Tavassolipour Mostafa, Motahari Seyed Abolfazl, Shalmani Mohammad Taghi Manzuri
IEEE Trans Pattern Anal Mach Intell. 2020 Aug;42(8):1928-1941. doi: 10.1109/TPAMI.2019.2906207. Epub 2019 Mar 19.
It is of fundamental importance to find algorithms obtaining optimal performance for learning of statistical models in distributed and communication limited systems. Aiming at characterizing the optimal strategies, we consider learning of Gaussian Processes (GP) in distributed systems as a pivotal example. We first address a very basic problem: how many bits are required to estimate the inner-products of some Gaussian vectors across distributed machines? Using information theoretic bounds, we obtain an optimal solution for the problem which is based on vector quantization. Two suboptimal and more practical schemes are also presented as substitutes for the vector quantization scheme. In particular, it is shown that the performance of one of the practical schemes which is called per-symbol quantization is very close to the optimal one. Schemes provided for the inner-product calculations are incorporated into our proposed distributed learning methods for GPs. Experimental results show that with spending few bits per symbol in our communication scheme, our proposed methods outperform previous zero rate distributed GP learning schemes such as Bayesian Committee Model (BCM) and Product of experts (PoE).

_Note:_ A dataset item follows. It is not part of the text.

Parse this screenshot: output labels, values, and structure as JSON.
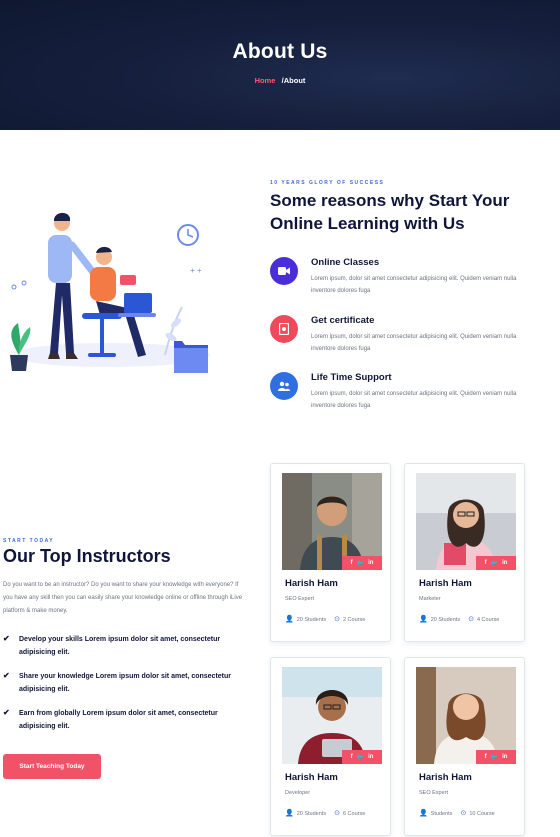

在分布式和通信受限系统中,找到能使统计模型学习获得最优性能的算法至关重要。为了刻画最优策略,我们将分布式系统中的高斯过程(GP)学习作为一个关键示例来考虑。我们首先解决一个非常基本的问题:在分布式机器之间估计一些高斯向量的内积需要多少比特?利用信息论界,我们基于向量量化获得了该问题的最优解。还提出了两种次优且更实用的方案来替代向量量化方案。特别地,结果表明其中一种称为逐符号量化的实用方案的性能非常接近最优方案。为内积计算提供的方案被纳入我们提出的GP分布式学习方法中。实验结果表明,在我们的通信方案中每个符号只需花费很少的比特,我们提出的方法优于先前的零速率分布式GP学习方案,如贝叶斯委员会模型(BCM)和专家乘积(PoE)。